The revenue-sharing debate among NFL team owners has become so combative that a group of owners of the most prosperous franchises has threatened to take legal action if a revenue-sharing plan they don’t like is forced upon them.
Pittsburgh Steelers owner Dan Rooney said yesterday that the threat has been made by a group of six to nine teams. Rooney said he regards it as “an idle threat” that will not be carried out by the clubs, which he did not identify.
“I think they might vote against revenue-sharing, but what are they going to sue for?” Rooney said in a telephone interview. “They’re trying to say if we get the votes [to approve a revenue-sharing plan], they’ll sue. I don’t see what they can sue about. They have the right to vote no.”

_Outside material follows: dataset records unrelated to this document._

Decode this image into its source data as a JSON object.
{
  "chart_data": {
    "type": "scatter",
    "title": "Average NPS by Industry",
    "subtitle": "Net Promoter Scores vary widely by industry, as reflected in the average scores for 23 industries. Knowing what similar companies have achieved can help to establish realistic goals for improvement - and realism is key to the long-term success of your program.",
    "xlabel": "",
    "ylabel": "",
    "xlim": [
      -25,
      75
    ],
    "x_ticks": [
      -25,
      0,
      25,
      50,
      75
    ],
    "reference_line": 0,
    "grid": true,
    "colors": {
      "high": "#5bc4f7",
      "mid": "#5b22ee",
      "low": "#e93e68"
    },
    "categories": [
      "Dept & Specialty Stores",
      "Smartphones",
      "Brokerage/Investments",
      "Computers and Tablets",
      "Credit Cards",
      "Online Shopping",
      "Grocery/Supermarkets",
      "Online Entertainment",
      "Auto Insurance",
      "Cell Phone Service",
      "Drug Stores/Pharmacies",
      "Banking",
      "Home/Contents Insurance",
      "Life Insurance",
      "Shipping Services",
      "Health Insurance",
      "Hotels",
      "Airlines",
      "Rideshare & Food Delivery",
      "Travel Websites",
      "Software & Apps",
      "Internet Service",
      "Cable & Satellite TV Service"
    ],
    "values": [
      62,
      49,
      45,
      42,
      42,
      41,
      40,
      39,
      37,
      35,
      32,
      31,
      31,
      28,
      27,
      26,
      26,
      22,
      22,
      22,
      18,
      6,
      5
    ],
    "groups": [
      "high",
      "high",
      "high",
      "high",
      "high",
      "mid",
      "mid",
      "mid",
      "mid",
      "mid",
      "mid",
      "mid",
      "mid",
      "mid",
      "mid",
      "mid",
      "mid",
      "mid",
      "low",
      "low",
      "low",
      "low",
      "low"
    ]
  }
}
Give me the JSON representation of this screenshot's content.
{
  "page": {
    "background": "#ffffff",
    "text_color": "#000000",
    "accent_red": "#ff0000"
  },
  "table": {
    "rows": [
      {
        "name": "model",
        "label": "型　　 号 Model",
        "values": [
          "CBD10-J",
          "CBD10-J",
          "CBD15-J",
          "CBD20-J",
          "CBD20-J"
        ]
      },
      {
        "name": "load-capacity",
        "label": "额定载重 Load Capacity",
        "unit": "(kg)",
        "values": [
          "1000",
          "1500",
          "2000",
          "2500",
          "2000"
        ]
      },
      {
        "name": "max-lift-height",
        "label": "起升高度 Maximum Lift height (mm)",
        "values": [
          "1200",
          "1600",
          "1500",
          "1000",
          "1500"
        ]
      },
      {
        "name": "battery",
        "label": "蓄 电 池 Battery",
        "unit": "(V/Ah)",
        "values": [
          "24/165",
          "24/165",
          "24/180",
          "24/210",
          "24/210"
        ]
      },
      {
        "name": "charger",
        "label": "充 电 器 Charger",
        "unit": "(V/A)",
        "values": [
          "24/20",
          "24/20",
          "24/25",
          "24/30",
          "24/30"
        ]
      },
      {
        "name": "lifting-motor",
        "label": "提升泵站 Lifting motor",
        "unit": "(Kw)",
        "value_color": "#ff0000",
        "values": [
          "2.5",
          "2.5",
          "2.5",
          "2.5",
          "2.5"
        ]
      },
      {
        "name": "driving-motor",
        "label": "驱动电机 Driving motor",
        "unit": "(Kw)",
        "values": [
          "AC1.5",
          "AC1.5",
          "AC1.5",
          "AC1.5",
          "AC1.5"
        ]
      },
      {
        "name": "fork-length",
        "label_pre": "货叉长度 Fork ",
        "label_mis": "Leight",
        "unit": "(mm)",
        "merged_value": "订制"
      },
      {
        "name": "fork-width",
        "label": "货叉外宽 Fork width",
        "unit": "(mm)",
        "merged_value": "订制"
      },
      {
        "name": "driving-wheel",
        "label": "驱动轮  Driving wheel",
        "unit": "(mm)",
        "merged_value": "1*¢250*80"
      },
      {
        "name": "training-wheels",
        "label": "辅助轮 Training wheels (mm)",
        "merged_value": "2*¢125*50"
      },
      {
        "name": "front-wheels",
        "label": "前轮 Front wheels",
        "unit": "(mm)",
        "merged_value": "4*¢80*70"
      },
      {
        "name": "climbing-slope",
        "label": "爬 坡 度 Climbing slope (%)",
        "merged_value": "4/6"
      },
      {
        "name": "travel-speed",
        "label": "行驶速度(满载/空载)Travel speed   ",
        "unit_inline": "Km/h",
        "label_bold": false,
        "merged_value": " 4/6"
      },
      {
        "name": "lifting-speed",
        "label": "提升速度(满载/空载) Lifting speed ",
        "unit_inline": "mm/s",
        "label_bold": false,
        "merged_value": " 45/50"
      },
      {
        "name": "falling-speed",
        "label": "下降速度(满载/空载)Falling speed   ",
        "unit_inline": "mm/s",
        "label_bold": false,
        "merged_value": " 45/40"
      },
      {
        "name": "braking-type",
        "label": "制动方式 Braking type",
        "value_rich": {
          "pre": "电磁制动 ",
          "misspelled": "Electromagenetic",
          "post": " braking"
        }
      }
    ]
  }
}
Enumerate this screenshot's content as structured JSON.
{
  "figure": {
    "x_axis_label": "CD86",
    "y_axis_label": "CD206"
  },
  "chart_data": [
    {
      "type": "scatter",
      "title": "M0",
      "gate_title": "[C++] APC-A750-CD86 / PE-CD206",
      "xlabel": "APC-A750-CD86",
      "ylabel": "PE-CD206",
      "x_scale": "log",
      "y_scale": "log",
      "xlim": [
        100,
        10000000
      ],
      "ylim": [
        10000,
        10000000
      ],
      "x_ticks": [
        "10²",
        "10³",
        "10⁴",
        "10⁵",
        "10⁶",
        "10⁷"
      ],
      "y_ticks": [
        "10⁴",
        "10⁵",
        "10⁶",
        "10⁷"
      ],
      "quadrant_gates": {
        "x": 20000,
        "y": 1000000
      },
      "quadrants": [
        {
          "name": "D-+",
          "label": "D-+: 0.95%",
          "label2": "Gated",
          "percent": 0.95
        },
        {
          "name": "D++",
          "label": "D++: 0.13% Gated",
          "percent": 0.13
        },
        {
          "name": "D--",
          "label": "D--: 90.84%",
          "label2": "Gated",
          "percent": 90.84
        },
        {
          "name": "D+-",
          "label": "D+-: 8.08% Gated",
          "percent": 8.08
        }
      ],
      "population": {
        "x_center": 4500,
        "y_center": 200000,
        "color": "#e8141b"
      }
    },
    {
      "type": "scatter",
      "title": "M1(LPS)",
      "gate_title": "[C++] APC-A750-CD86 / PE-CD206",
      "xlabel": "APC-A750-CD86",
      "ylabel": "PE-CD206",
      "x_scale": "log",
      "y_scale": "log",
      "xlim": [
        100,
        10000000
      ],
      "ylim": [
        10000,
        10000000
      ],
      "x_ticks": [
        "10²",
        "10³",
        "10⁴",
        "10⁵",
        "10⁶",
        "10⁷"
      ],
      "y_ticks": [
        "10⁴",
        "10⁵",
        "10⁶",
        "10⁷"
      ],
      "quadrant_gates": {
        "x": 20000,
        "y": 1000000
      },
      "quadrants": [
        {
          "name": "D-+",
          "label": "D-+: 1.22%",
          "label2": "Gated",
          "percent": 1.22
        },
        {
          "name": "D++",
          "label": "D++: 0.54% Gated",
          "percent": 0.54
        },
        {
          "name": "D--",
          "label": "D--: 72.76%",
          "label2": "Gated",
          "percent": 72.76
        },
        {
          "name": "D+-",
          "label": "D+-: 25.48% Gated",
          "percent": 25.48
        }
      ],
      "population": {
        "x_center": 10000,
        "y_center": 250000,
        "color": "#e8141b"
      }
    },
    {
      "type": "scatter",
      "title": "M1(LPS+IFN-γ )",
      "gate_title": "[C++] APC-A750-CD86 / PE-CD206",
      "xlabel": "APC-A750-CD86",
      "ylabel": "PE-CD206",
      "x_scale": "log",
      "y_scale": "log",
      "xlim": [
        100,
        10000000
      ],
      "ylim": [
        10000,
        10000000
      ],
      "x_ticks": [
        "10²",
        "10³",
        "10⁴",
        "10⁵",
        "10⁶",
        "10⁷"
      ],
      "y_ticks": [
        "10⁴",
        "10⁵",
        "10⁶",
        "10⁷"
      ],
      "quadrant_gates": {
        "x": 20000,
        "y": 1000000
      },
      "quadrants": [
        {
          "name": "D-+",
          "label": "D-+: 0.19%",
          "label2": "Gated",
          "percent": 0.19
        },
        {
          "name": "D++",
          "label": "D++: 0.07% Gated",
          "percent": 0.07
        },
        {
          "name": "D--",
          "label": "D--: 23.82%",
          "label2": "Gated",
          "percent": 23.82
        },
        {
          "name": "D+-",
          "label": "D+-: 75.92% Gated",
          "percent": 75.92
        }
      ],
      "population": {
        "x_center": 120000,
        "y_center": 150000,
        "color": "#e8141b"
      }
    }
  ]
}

The threat is a sign of how fractious revenue-sharing deliberations among owners have become. Commissioner Paul Tagliabue is attempting to get owners to agree to a plan to increase the amount of locally generated revenues that teams would share, but a faction of owners of the wealthiest clubs has resisted.
Any revenue-sharing plan would have to be approved by at least 24 of the 32 teams. It has been widely believed around the league throughout the revenue-sharing debate that a group of eight teams has surpassed the rest of the league in revenue-generating capabilities. Those eight are thought to include the Washington Redskins, New England Patriots, Houston Texans, Dallas Cowboys, Philadelphia Eagles, Denver Broncos, Chicago Bears and Cleveland Browns.
The 32 teams share national revenues, primarily from television contracts, equally. But growing disparities in locally generated revenues — including those from stadium-naming rights, local TV and radio deals, sponsorships and luxury suites — have created sizable revenue gaps between teams. The Redskins are the top revenue-generating team and are thought to have annual revenues, at approximately $300 million, that are about twice those of the bottom-dwelling Arizona Cardinals and Minnesota Vikings.